Il bagno aveva le piastrelle blu, uno spazio di infinità racchiuso in pochi metri quadri. Passò davanti allo specchio sopra il lavello entrando e uscendo.           Lo evitava, come sempre, quando la notte era stata insopportabile.                                                        L’incubo era sempre lo stesso, breve, senza soste, oscuro. Una vertigine in cui perdeva pezzi di sé.        Si fermò davanti al cavalletto, la tela era incompleta, non trovava pace. Segni di tempera coperti, corretti, cancellati. Colore su colore. Macchie. Lacrime. Graffi. Tentare di dare una forma alle scene notturne si stava rivelando inutile. Era più dura del previsto. Ma la salvezza passa per il dolore, come la libertà.                                                                       Essere libera da se stessa, da un passato che ignorava, prevedeva che, prima lo guardasse in faccia, riconoscesse e affrontasse.       

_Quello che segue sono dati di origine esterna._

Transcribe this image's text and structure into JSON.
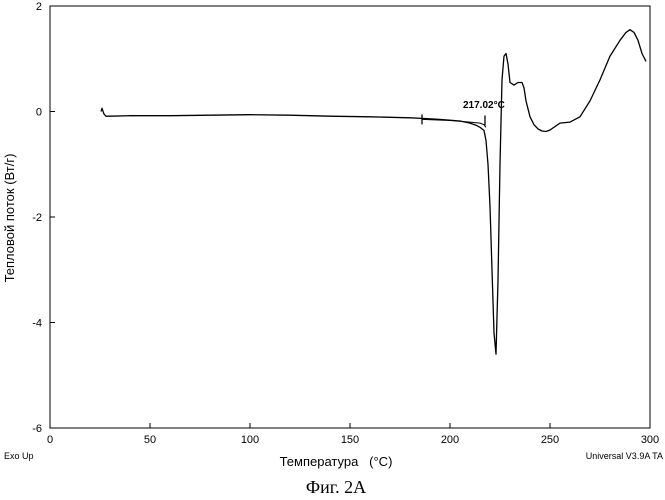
{
  "chart_data": {
    "type": "line",
    "title": "",
    "xlabel": "Температура   (°C)",
    "ylabel": "Тепловой поток (Вт/г)",
    "xlim": [
      0,
      300
    ],
    "ylim": [
      -6,
      2
    ],
    "x_ticks": [
      "0",
      "50",
      "100",
      "150",
      "200",
      "250",
      "300"
    ],
    "y_ticks": [
      "2",
      "0",
      "-2",
      "-4",
      "-6"
    ],
    "grid": false,
    "annotation": {
      "text": "217.02°C",
      "x": 217.02,
      "y": -0.17
    },
    "markers": [
      {
        "x": 186,
        "y": -0.15
      },
      {
        "x": 217.5,
        "y": -0.17
      }
    ],
    "series": [
      {
        "x": [
          25.5,
          26,
          27,
          28,
          30,
          40,
          60,
          80,
          100,
          120,
          140,
          160,
          180,
          186,
          195,
          205,
          210,
          213,
          215,
          217,
          218,
          219,
          220,
          221,
          222,
          223,
          224,
          225,
          226,
          227,
          228,
          229,
          230,
          232,
          234,
          236,
          237,
          238,
          240,
          242,
          244,
          246,
          248,
          250,
          255,
          260,
          265,
          270,
          275,
          280,
          285,
          288,
          290,
          292,
          294,
          296,
          298
        ],
        "y": [
          0.0,
          0.06,
          -0.05,
          -0.09,
          -0.09,
          -0.08,
          -0.08,
          -0.07,
          -0.06,
          -0.07,
          -0.09,
          -0.1,
          -0.12,
          -0.13,
          -0.15,
          -0.18,
          -0.22,
          -0.26,
          -0.3,
          -0.36,
          -0.55,
          -1.0,
          -1.8,
          -3.0,
          -4.2,
          -4.6,
          -3.2,
          -1.0,
          0.6,
          1.05,
          1.1,
          0.9,
          0.55,
          0.5,
          0.55,
          0.55,
          0.45,
          0.2,
          -0.1,
          -0.25,
          -0.33,
          -0.37,
          -0.38,
          -0.35,
          -0.22,
          -0.2,
          -0.1,
          0.2,
          0.6,
          1.05,
          1.35,
          1.5,
          1.55,
          1.5,
          1.35,
          1.1,
          0.95
        ]
      },
      {
        "x": [
          186,
          200,
          210,
          215,
          217,
          218
        ],
        "y": [
          -0.15,
          -0.17,
          -0.2,
          -0.22,
          -0.25,
          -0.3
        ]
      }
    ]
  },
  "corner_left": "Exo Up",
  "corner_right": "Universal V3.9A TA",
  "caption": "Фиг. 2А"
}
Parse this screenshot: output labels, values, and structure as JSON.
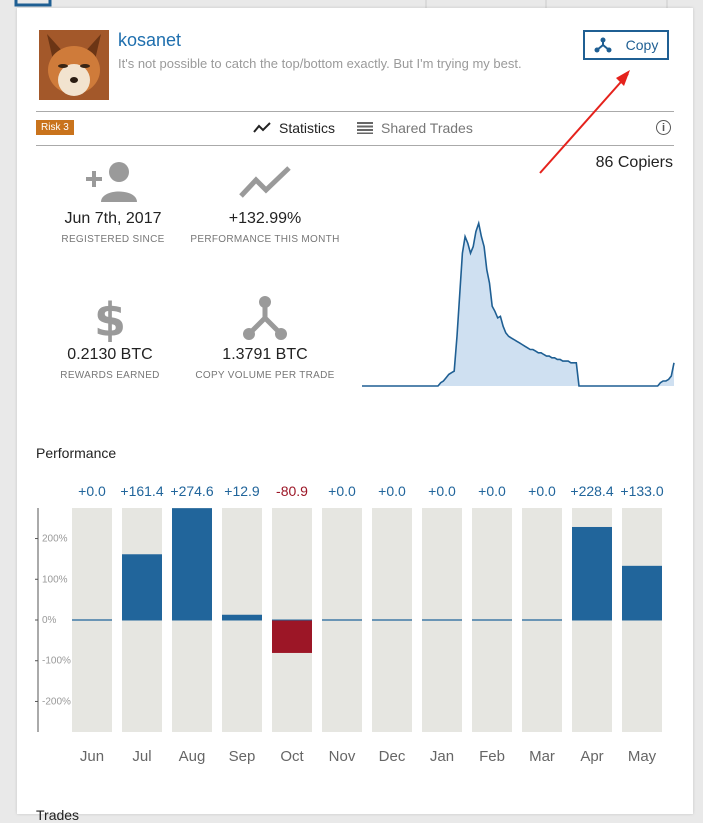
{
  "profile": {
    "username": "kosanet",
    "tagline": "It's not possible to catch the top/bottom exactly. But I'm trying my best.",
    "copy_button_label": "Copy"
  },
  "tabs": {
    "risk_badge": "Risk 3",
    "statistics": "Statistics",
    "shared_trades": "Shared Trades"
  },
  "copiers": "86 Copiers",
  "stats": [
    {
      "value": "Jun 7th, 2017",
      "label": "REGISTERED SINCE",
      "icon": "add-user-icon"
    },
    {
      "value": "+132.99%",
      "label": "PERFORMANCE THIS MONTH",
      "icon": "trend-line-icon"
    },
    {
      "value": "0.2130 BTC",
      "label": "REWARDS EARNED",
      "icon": "dollar-icon"
    },
    {
      "value": "1.3791 BTC",
      "label": "COPY VOLUME PER TRADE",
      "icon": "copy-network-icon"
    }
  ],
  "sparkline": {
    "values": [
      0,
      0,
      0,
      0,
      0,
      0,
      0,
      0,
      0,
      0,
      0,
      0,
      0,
      0,
      0,
      0,
      0,
      0,
      0,
      0,
      0,
      0,
      0,
      0,
      0,
      0,
      0,
      0,
      0,
      0.02,
      0.03,
      0.05,
      0.07,
      0.08,
      0.09,
      0.3,
      0.55,
      0.8,
      0.9,
      0.86,
      0.8,
      0.84,
      0.93,
      0.98,
      0.9,
      0.84,
      0.7,
      0.62,
      0.48,
      0.45,
      0.41,
      0.42,
      0.36,
      0.32,
      0.3,
      0.29,
      0.28,
      0.27,
      0.26,
      0.25,
      0.24,
      0.23,
      0.22,
      0.22,
      0.21,
      0.2,
      0.2,
      0.19,
      0.18,
      0.18,
      0.17,
      0.17,
      0.16,
      0.16,
      0.15,
      0.15,
      0.15,
      0.14,
      0.14,
      0.14,
      0,
      0,
      0,
      0,
      0,
      0,
      0,
      0,
      0,
      0,
      0,
      0,
      0,
      0,
      0,
      0,
      0,
      0,
      0,
      0,
      0,
      0,
      0,
      0,
      0,
      0,
      0,
      0,
      0,
      0,
      0.02,
      0.03,
      0.03,
      0.04,
      0.06,
      0.14
    ]
  },
  "colors": {
    "accent": "#1f5f93",
    "positive_bar": "#21659b",
    "negative_bar": "#9c1626",
    "bar_background": "#e6e6e1",
    "risk_badge": "#c9731c",
    "arrow": "#e5221c"
  },
  "performance_title": "Performance",
  "chart_data": {
    "type": "bar",
    "categories": [
      "Jun",
      "Jul",
      "Aug",
      "Sep",
      "Oct",
      "Nov",
      "Dec",
      "Jan",
      "Feb",
      "Mar",
      "Apr",
      "May"
    ],
    "values": [
      0.0,
      161.4,
      274.6,
      12.9,
      -80.9,
      0.0,
      0.0,
      0.0,
      0.0,
      0.0,
      228.4,
      133.0
    ],
    "value_labels": [
      "+0.0",
      "+161.4",
      "+274.6",
      "+12.9",
      "-80.9",
      "+0.0",
      "+0.0",
      "+0.0",
      "+0.0",
      "+0.0",
      "+228.4",
      "+133.0"
    ],
    "yticks": [
      "200%",
      "100%",
      "0%",
      "-100%",
      "-200%"
    ],
    "ytick_values": [
      200,
      100,
      0,
      -100,
      -200
    ],
    "ylim": [
      -275,
      275
    ],
    "title": "",
    "xlabel": "",
    "ylabel": ""
  },
  "trades_heading": "Trades"
}
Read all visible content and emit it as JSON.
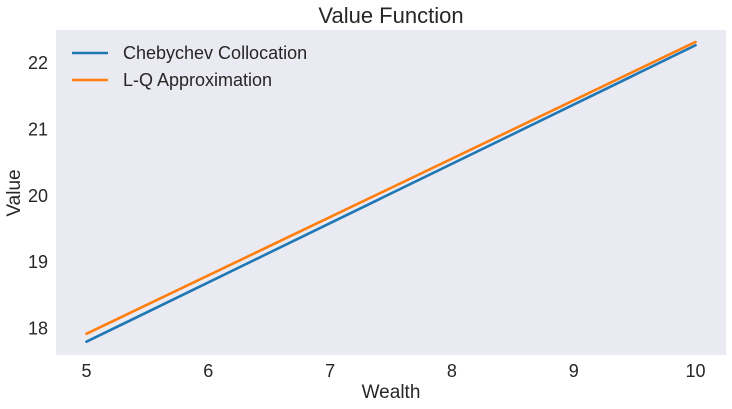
{
  "chart_data": {
    "type": "line",
    "title": "Value Function",
    "xlabel": "Wealth",
    "ylabel": "Value",
    "xlim": [
      4.75,
      10.25
    ],
    "ylim": [
      17.6,
      22.5
    ],
    "xticks": [
      5,
      6,
      7,
      8,
      9,
      10
    ],
    "yticks": [
      18,
      19,
      20,
      21,
      22
    ],
    "grid": false,
    "legend_position": "top-left",
    "background": "#eaeaf2",
    "series": [
      {
        "name": "Chebychev Collocation",
        "color": "#1f77b4",
        "x": [
          5,
          10
        ],
        "y": [
          17.8,
          22.27
        ]
      },
      {
        "name": "L-Q Approximation",
        "color": "#ff7f0e",
        "x": [
          5,
          10
        ],
        "y": [
          17.92,
          22.32
        ]
      }
    ]
  }
}
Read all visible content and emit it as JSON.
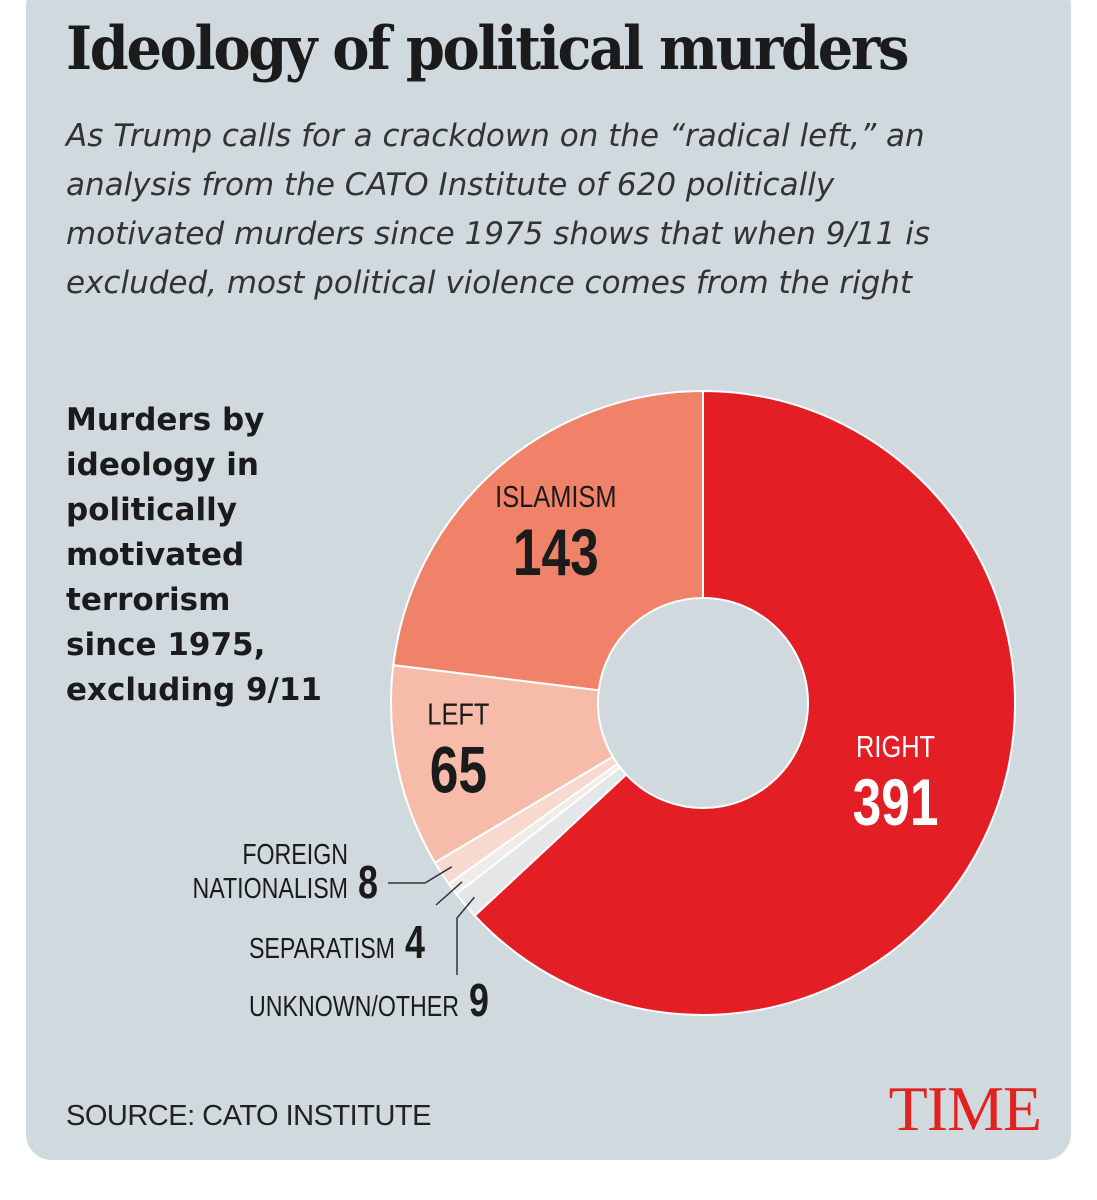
{
  "header": {
    "title": "Ideology of political murders",
    "subtitle": "As Trump calls for a crackdown on the “radical left,” an analysis from the CATO Institute of 620 politically motivated murders since 1975 shows that when 9/11 is excluded, most political violence comes from the right"
  },
  "chart_heading": "Murders by ideology in politically motivated terrorism since 1975, excluding 9/11",
  "source": "SOURCE: CATO INSTITUTE",
  "logo_text": "TIME",
  "colors": {
    "background": "#d0d9de",
    "right": "#e31e25",
    "islamism": "#f0826a",
    "left": "#f7bca9",
    "foreign_nationalism": "#f7d9cf",
    "separatism": "#f2ece8",
    "unknown_other": "#e4e6e8",
    "brand": "#e0231f"
  },
  "chart_data": {
    "type": "pie",
    "donut": true,
    "title": "Murders by ideology in politically motivated terrorism since 1975, excluding 9/11",
    "slices": [
      {
        "label": "RIGHT",
        "value": 391,
        "color": "#e31e25"
      },
      {
        "label": "UNKNOWN/OTHER",
        "value": 9,
        "color": "#e4e6e8"
      },
      {
        "label": "SEPARATISM",
        "value": 4,
        "color": "#f2ece8"
      },
      {
        "label": "FOREIGN NATIONALISM",
        "value": 8,
        "color": "#f7d9cf"
      },
      {
        "label": "LEFT",
        "value": 65,
        "color": "#f7bca9"
      },
      {
        "label": "ISLAMISM",
        "value": 143,
        "color": "#f0826a"
      }
    ]
  }
}
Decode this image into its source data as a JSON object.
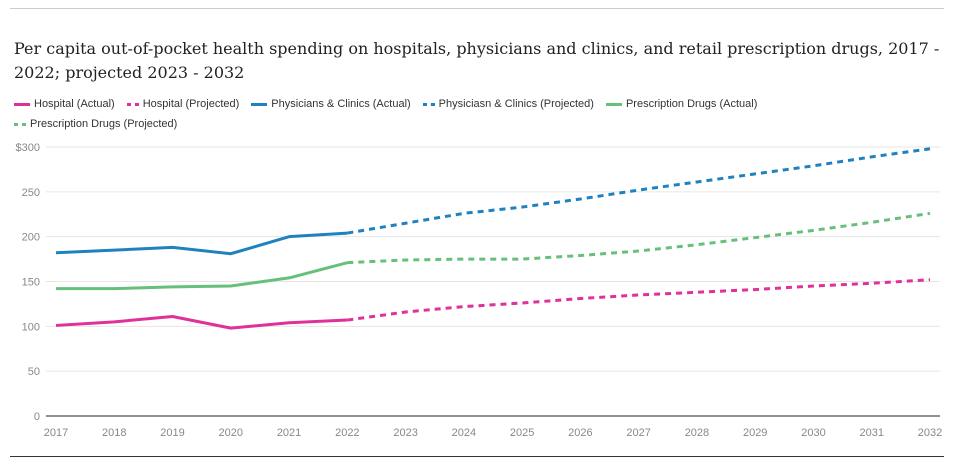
{
  "chart_data": {
    "type": "line",
    "title": "Per capita out-of-pocket health spending on hospitals, physicians and clinics, and retail prescription drugs, 2017 - 2022; projected 2023 - 2032",
    "xlabel": "",
    "ylabel": "",
    "x": [
      2017,
      2018,
      2019,
      2020,
      2021,
      2022,
      2023,
      2024,
      2025,
      2026,
      2027,
      2028,
      2029,
      2030,
      2031,
      2032
    ],
    "x_tick_labels": [
      "2017",
      "2018",
      "2019",
      "2020",
      "2021",
      "2022",
      "2023",
      "2024",
      "2025",
      "2026",
      "2027",
      "2028",
      "2029",
      "2030",
      "2031",
      "2032"
    ],
    "y_ticks": [
      0,
      50,
      100,
      150,
      200,
      250,
      300
    ],
    "y_tick_labels": [
      "0",
      "50",
      "100",
      "150",
      "200",
      "250",
      "$300"
    ],
    "ylim": [
      0,
      300
    ],
    "grid": true,
    "legend_placement": "top",
    "series": [
      {
        "name": "Hospital (Actual)",
        "color": "#e0309a",
        "dashed": false,
        "x": [
          2017,
          2018,
          2019,
          2020,
          2021,
          2022
        ],
        "values": [
          101,
          105,
          111,
          98,
          104,
          107
        ]
      },
      {
        "name": "Hospital (Projected)",
        "color": "#e0309a",
        "dashed": true,
        "x": [
          2022,
          2023,
          2024,
          2025,
          2026,
          2027,
          2028,
          2029,
          2030,
          2031,
          2032
        ],
        "values": [
          107,
          116,
          122,
          126,
          131,
          135,
          138,
          141,
          145,
          148,
          152
        ]
      },
      {
        "name": "Physicians & Clinics (Actual)",
        "color": "#1f82c0",
        "dashed": false,
        "x": [
          2017,
          2018,
          2019,
          2020,
          2021,
          2022
        ],
        "values": [
          182,
          185,
          188,
          181,
          200,
          204
        ]
      },
      {
        "name": "Physiciasn & Clinics (Projected)",
        "color": "#1f82c0",
        "dashed": true,
        "x": [
          2022,
          2023,
          2024,
          2025,
          2026,
          2027,
          2028,
          2029,
          2030,
          2031,
          2032
        ],
        "values": [
          204,
          215,
          226,
          233,
          242,
          252,
          261,
          270,
          279,
          289,
          298
        ]
      },
      {
        "name": "Prescription Drugs (Actual)",
        "color": "#67c07a",
        "dashed": false,
        "x": [
          2017,
          2018,
          2019,
          2020,
          2021,
          2022
        ],
        "values": [
          142,
          142,
          144,
          145,
          154,
          171
        ]
      },
      {
        "name": "Prescription Drugs (Projected)",
        "color": "#67c07a",
        "dashed": true,
        "x": [
          2022,
          2023,
          2024,
          2025,
          2026,
          2027,
          2028,
          2029,
          2030,
          2031,
          2032
        ],
        "values": [
          171,
          174,
          175,
          175,
          179,
          184,
          191,
          199,
          207,
          216,
          226
        ]
      }
    ]
  }
}
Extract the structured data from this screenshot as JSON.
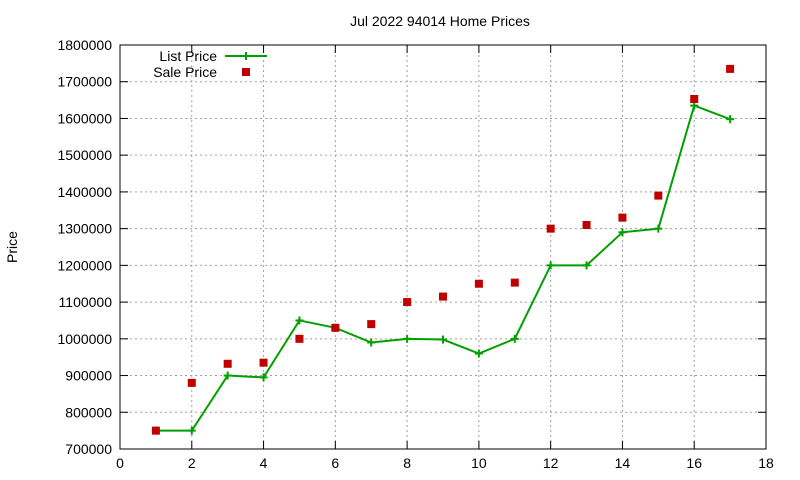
{
  "chart_data": {
    "type": "line",
    "title": "Jul 2022 94014 Home Prices",
    "xlabel": "",
    "ylabel": "Price",
    "xlim": [
      0,
      18
    ],
    "ylim": [
      700000,
      1800000
    ],
    "xticks": [
      0,
      2,
      4,
      6,
      8,
      10,
      12,
      14,
      16,
      18
    ],
    "yticks": [
      700000,
      800000,
      900000,
      1000000,
      1100000,
      1200000,
      1300000,
      1400000,
      1500000,
      1600000,
      1700000,
      1800000
    ],
    "grid": true,
    "legend_position": "top-left",
    "series": [
      {
        "name": "List Price",
        "style": "line-with-plus-markers",
        "color": "#00a000",
        "x": [
          1,
          2,
          3,
          4,
          5,
          6,
          7,
          8,
          9,
          10,
          11,
          12,
          13,
          14,
          15,
          16,
          17
        ],
        "y": [
          750000,
          750000,
          900000,
          895000,
          1050000,
          1030000,
          990000,
          1000000,
          998000,
          960000,
          1000000,
          1200000,
          1200000,
          1290000,
          1300000,
          1635000,
          1598000
        ]
      },
      {
        "name": "Sale Price",
        "style": "square-markers",
        "color": "#c00000",
        "x": [
          1,
          2,
          3,
          4,
          5,
          6,
          7,
          8,
          9,
          10,
          11,
          12,
          13,
          14,
          15,
          16,
          17
        ],
        "y": [
          750000,
          880000,
          932000,
          935000,
          1000000,
          1030000,
          1040000,
          1100000,
          1115000,
          1150000,
          1153000,
          1300000,
          1310000,
          1330000,
          1390000,
          1653000,
          1735000
        ]
      }
    ]
  }
}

Zoe tornò in bagno. Fissò lo specchio. Si lavò la faccia, se l’asciugò con un panno di spugna nera e poi pose di nuovo gli occhi su di lei, lì sul vetro: i capelli si muovevano agitati dal vento, gli occhi si scurivano, la pelle andava schiarendosi . Era vestita di bianco, le pieghe del vestito macchiate di sangue, le mani lunghe e sottili come artigli.                       

Zoe continuava a guardarsi, a guardare quell’immagine riflessa. Era lei? Non era lei? Sì che era lei. Ma nella realtà non era così in quel momento… si toccò i capelli, erano immobili, non c’era nessun vento a scompigliarli, in quella stanza dominava l’immobilità, il silenzio.        Si accarezzò il viso, la sua pelle e sapeva che di non essere così bianca come il latte. Sapeva bene anche di che colore erano veramente i suoi occhi.                                            Scese con le mani sul corpo, non aveva abiti addosso. Si accarezzò i seni, li sentì morbidi, sodi, vivi. L’immagine nello specchio la fissava e Zoe fissava lei. Era una sfida tra due facce diverse, tra due donne diverse, facce di una stessa persona.           

La lotta durava da una vita e stava continuando.